The Problem: Imagine a delivery service with 100 drivers. The dispatcher usually sends packages to drivers in a circle (Round Robin). But what if Driver #5 has a flat tire and is moving at 1 mph? The dispatcher keeps sending packages to Driver #5 because it's their turn. The whole delivery is delayed because of one slow driver.

The Solution: LinkedIn built an Adaptive Server Selection (ADSS) system.

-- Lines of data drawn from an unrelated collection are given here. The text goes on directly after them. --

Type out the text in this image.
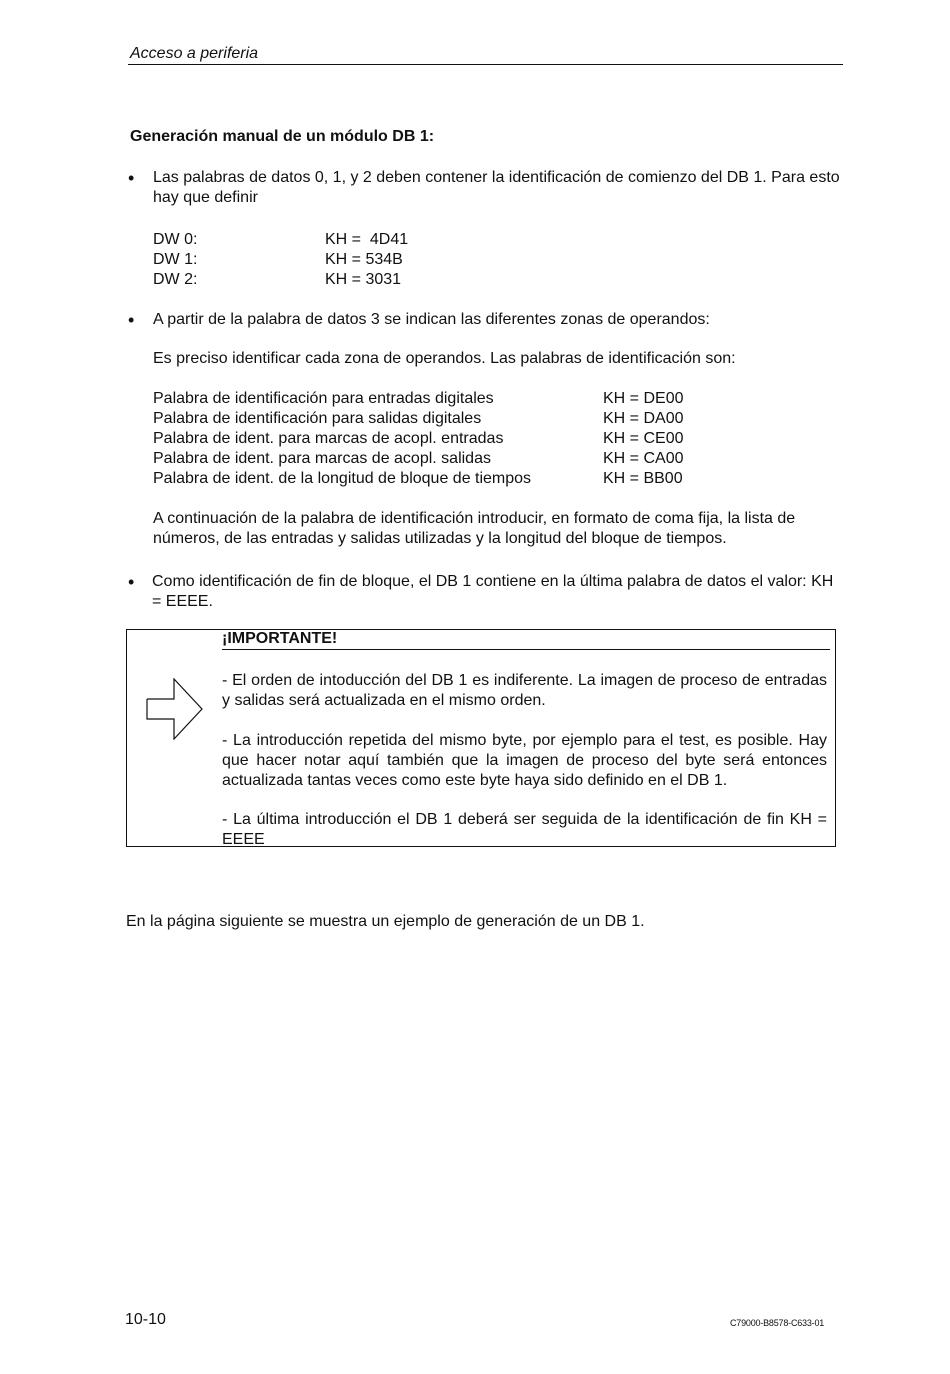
Acceso a periferia
Generación manual de un módulo DB 1:
• Las palabras de datos 0, 1, y 2 deben contener la identificación de comienzo del DB 1. Para esto hay que definir
DW 0:	KH =  4D41
DW 1:	KH = 534B
DW 2:	KH = 3031
• A partir de la palabra de datos 3 se indican las diferentes zonas de operandos:
Es preciso identificar cada zona de operandos. Las palabras de identificación son:
Palabra de identificación para entradas digitales	KH = DE00
Palabra de identificación para salidas digitales	KH = DA00
Palabra de ident. para marcas de acopl. entradas	KH = CE00
Palabra de ident. para marcas de acopl. salidas	KH = CA00
Palabra de ident. de la longitud de bloque de tiempos	KH = BB00
A continuación de la palabra de identificación introducir, en formato de coma fija, la lista de números, de las entradas y salidas utilizadas y la longitud del bloque de tiempos.
• Como identificación de fin de bloque, el DB 1 contiene en la última palabra de datos el valor: KH = EEEE.
¡IMPORTANTE!
- El orden de intoducción del DB 1 es indiferente. La imagen de proceso de entradas y salidas será actualizada en el mismo orden.
- La introducción repetida del mismo byte, por ejemplo para el test, es posible. Hay que hacer notar aquí también que la imagen de proceso del byte será entonces actualizada tantas veces como este byte haya sido definido en el DB 1.
- La última introducción el DB 1 deberá ser seguida de la identificación de fin KH = EEEE
En la página siguiente se muestra un ejemplo de generación de un DB 1.
10-10	C79000-B8578-C633-01
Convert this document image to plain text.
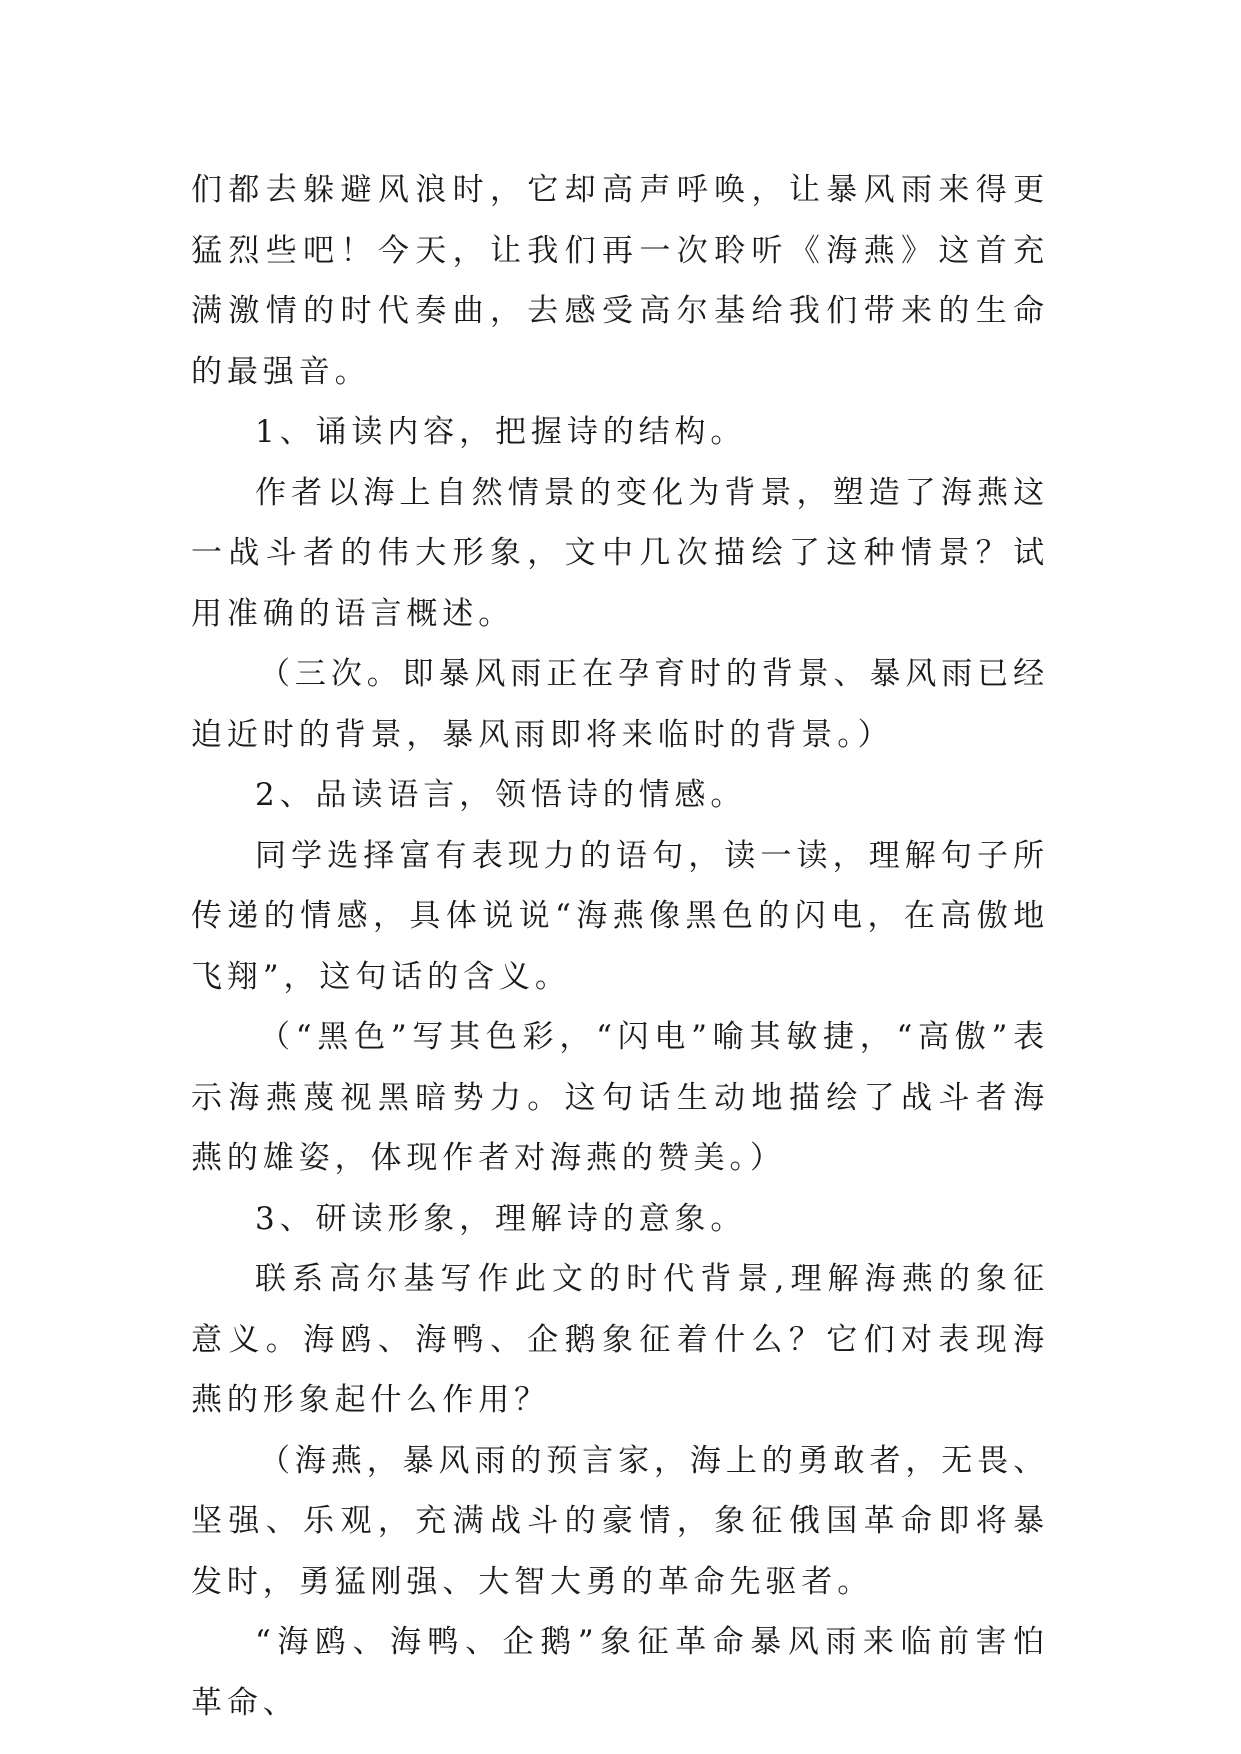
们都去躲避风浪时，它却高声呼唤，让暴风雨来得更猛烈些吧！今天，让我们再一次聆听《海燕》这首充满激情的时代奏曲，去感受高尔基给我们带来的生命的最强音。

1、诵读内容，把握诗的结构。

作者以海上自然情景的变化为背景，塑造了海燕这一战斗者的伟大形象，文中几次描绘了这种情景？试用准确的语言概述。

（三次。即暴风雨正在孕育时的背景、暴风雨已经迫近时的背景，暴风雨即将来临时的背景。）

2、品读语言，领悟诗的情感。

同学选择富有表现力的语句，读一读，理解句子所传递的情感，具体说说“海燕像黑色的闪电，在高傲地飞翔”，这句话的含义。

（“黑色”写其色彩，“闪电”喻其敏捷，“高傲”表示海燕蔑视黑暗势力。这句话生动地描绘了战斗者海燕的雄姿，体现作者对海燕的赞美。）

3、研读形象，理解诗的意象。

联系高尔基写作此文的时代背景,理解海燕的象征意义。海鸥、海鸭、企鹅象征着什么？它们对表现海燕的形象起什么作用？

（海燕，暴风雨的预言家，海上的勇敢者，无畏、坚强、乐观，充满战斗的豪情，象征俄国革命即将暴发时，勇猛刚强、大智大勇的革命先驱者。

“海鸥、海鸭、企鹅”象征革命暴风雨来临前害怕革命、
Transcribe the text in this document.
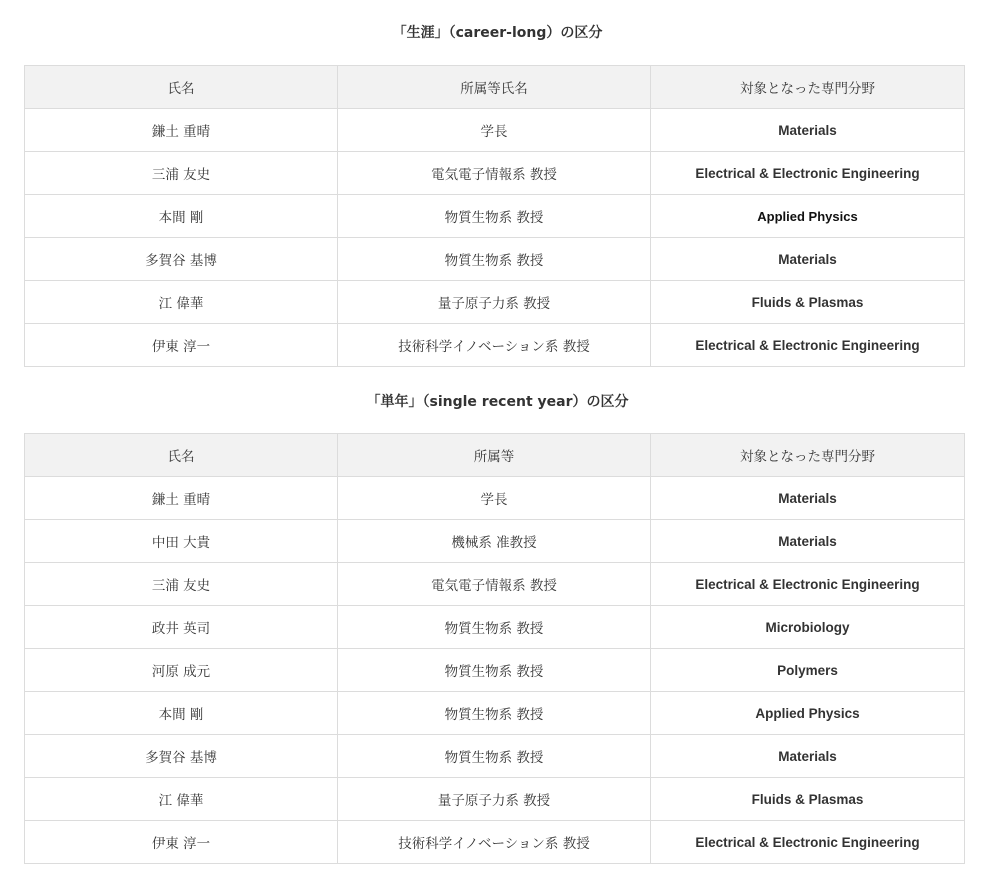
「生涯」（career-long）の区分
氏名	所属等氏名	対象となった専門分野
鎌土 重晴	学長	Materials
三浦 友史	電気電子情報系 教授	Electrical & Electronic Engineering
本間 剛	物質生物系 教授	Applied Physics
多賀谷 基博	物質生物系 教授	Materials
江 偉華	量子原子力系 教授	Fluids & Plasmas
伊東 淳一	技術科学イノベーション系 教授	Electrical & Electronic Engineering
「単年」（single recent year）の区分
氏名	所属等	対象となった専門分野
鎌土 重晴	学長	Materials
中田 大貴	機械系 准教授	Materials
三浦 友史	電気電子情報系 教授	Electrical & Electronic Engineering
政井 英司	物質生物系 教授	Microbiology
河原 成元	物質生物系 教授	Polymers
本間 剛	物質生物系 教授	Applied Physics
多賀谷 基博	物質生物系 教授	Materials
江 偉華	量子原子力系 教授	Fluids & Plasmas
伊東 淳一	技術科学イノベーション系 教授	Electrical & Electronic Engineering
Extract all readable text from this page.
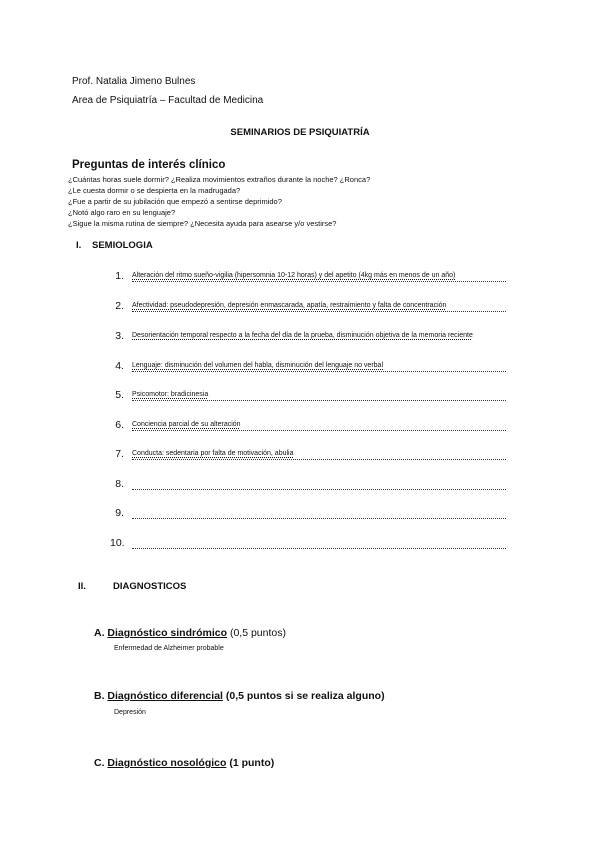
Prof. Natalia Jimeno Bulnes
Area de Psiquiatría – Facultad de Medicina
SEMINARIOS DE PSIQUIATRÍA
Preguntas de interés clínico
¿Cuántas horas suele dormir? ¿Realiza movimientos extraños durante la noche? ¿Ronca?
¿Le cuesta dormir o se despierta en la madrugada?
¿Fue a partir de su jubilación que empezó a sentirse deprimido?
¿Notó algo raro en su lenguaje?
¿Sigue la misma rutina de siempre? ¿Necesita ayuda para asearse y/o vestirse?
I. SEMIOLOGIA
1. Alteración del ritmo sueño-vigilia (hipersomnia 10-12 horas) y del apetito (4kg más en menos de un año)
2. Afectividad: pseudodepresión, depresión enmascarada, apatía, restraimiento y falta de concentración
3. Desorientación temporal respecto a la fecha del día de la prueba, disminución objetiva de la memoria reciente
4. Lenguaje: disminución del volumen del habla, disminución del lenguaje no verbal
5. Psicomotor: bradicinesia
6. Conciencia parcial de su alteración
7. Conducta: sedentaria por falta de motivación, abulia
8.
9.
10.
II.	DIAGNOSTICOS
A. Diagnóstico sindrómico (0,5 puntos)
Enfermedad de Alzheimer probable
B. Diagnóstico diferencial (0,5 puntos si se realiza alguno)
Depresión
C. Diagnóstico nosológico (1 punto)
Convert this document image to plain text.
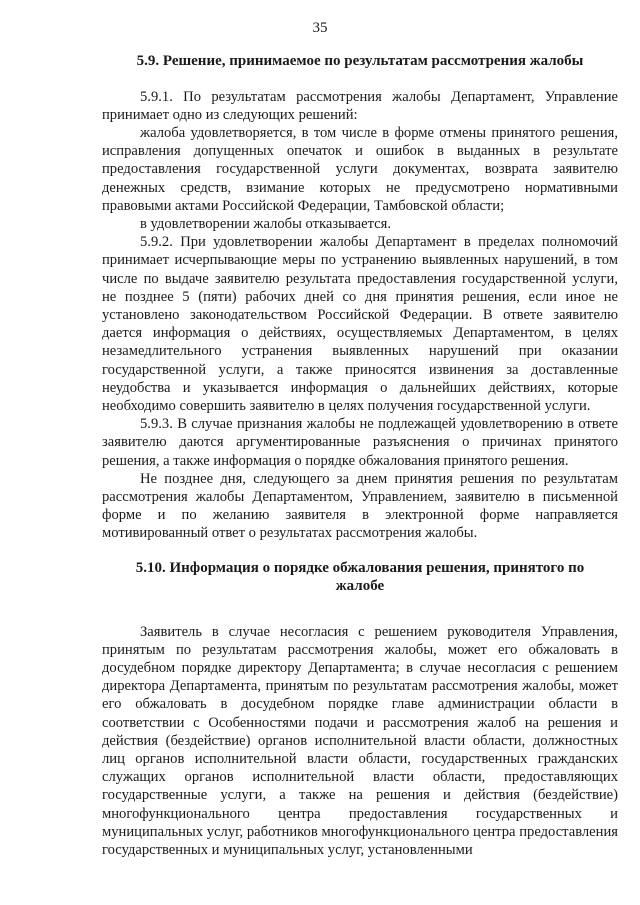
35
5.9. Решение, принимаемое по результатам рассмотрения жалобы

5.9.1. По результатам рассмотрения жалобы Департамент, Управление принимает одно из следующих решений:

жалоба удовлетворяется, в том числе в форме отмены принятого решения, исправления допущенных опечаток и ошибок в выданных в результате предоставления государственной услуги документах, возврата заявителю денежных средств, взимание которых не предусмотрено нормативными правовыми актами Российской Федерации, Тамбовской области;

в удовлетворении жалобы отказывается.

5.9.2. При удовлетворении жалобы Департамент в пределах полномочий принимает исчерпывающие меры по устранению выявленных нарушений, в том числе по выдаче заявителю результата предоставления государственной услуги, не позднее 5 (пяти) рабочих дней со дня принятия решения, если иное не установлено законодательством Российской Федерации. В ответе заявителю дается информация о действиях, осуществляемых Департаментом, в целях незамедлительного устранения выявленных нарушений при оказании государственной услуги, а также приносятся извинения за доставленные неудобства и указывается информация о дальнейших действиях, которые необходимо совершить заявителю в целях получения государственной услуги.

5.9.3. В случае признания жалобы не подлежащей удовлетворению в ответе заявителю даются аргументированные разъяснения о причинах принятого решения, а также информация о порядке обжалования принятого решения.

Не позднее дня, следующего за днем принятия решения по результатам рассмотрения жалобы Департаментом, Управлением, заявителю в письменной форме и по желанию заявителя в электронной форме направляется мотивированный ответ о результатах рассмотрения жалобы.

5.10. Информация о порядке обжалования решения, принятого по жалобе

Заявитель в случае несогласия с решением руководителя Управления, принятым по результатам рассмотрения жалобы, может его обжаловать в досудебном порядке директору Департамента; в случае несогласия с решением директора Департамента, принятым по результатам рассмотрения жалобы, может его обжаловать в досудебном порядке главе администрации области в соответствии с Особенностями подачи и рассмотрения жалоб на решения и действия (бездействие) органов исполнительной власти области, должностных лиц органов исполнительной власти области, государственных гражданских служащих органов исполнительной власти области, предоставляющих государственные услуги, а также на решения и действия (бездействие) многофункционального центра предоставления государственных и муниципальных услуг, работников многофункционального центра предоставления государственных и муниципальных услуг, установленными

  • The Analogy: Instead of a rigid circle, the dispatcher now has a live GPS for every driver.
  • How it works: The system constantly checks: "Who is fast right now? Who is stuck in traffic?" If Driver #5 is slow, the system instantly stops sending packages to them and routes them to Driver #6, who is zooming along.
  • The Magic: It's not just about avoiding the slow driver; it's about predicting traffic. If Driver #6 looks like they are about to get stuck, the system sends the package to Driver #7 instead. This happens automatically and instantly. Even if a driver has a sudden "flat tire" (a computer glitch), the system reroutes traffic in seconds, so the customers (users) never feel the delay.

The Big Picture

By combining these three tools, LinkedIn has built a library that is:

  1. Fair: No single user can crash the system for everyone else.
  2. Resilient: You can move shelves, fix buildings, or upgrade the roof without ever closing the doors.
  3. Smart: It instantly reroutes traffic away from trouble spots, keeping everything running at top speed.

These aren't just theoretical ideas; they are used every day by millions of LinkedIn users, ensuring that when you check your feed or search for a job, the answer comes back instantly, no matter what's happening behind the scenes.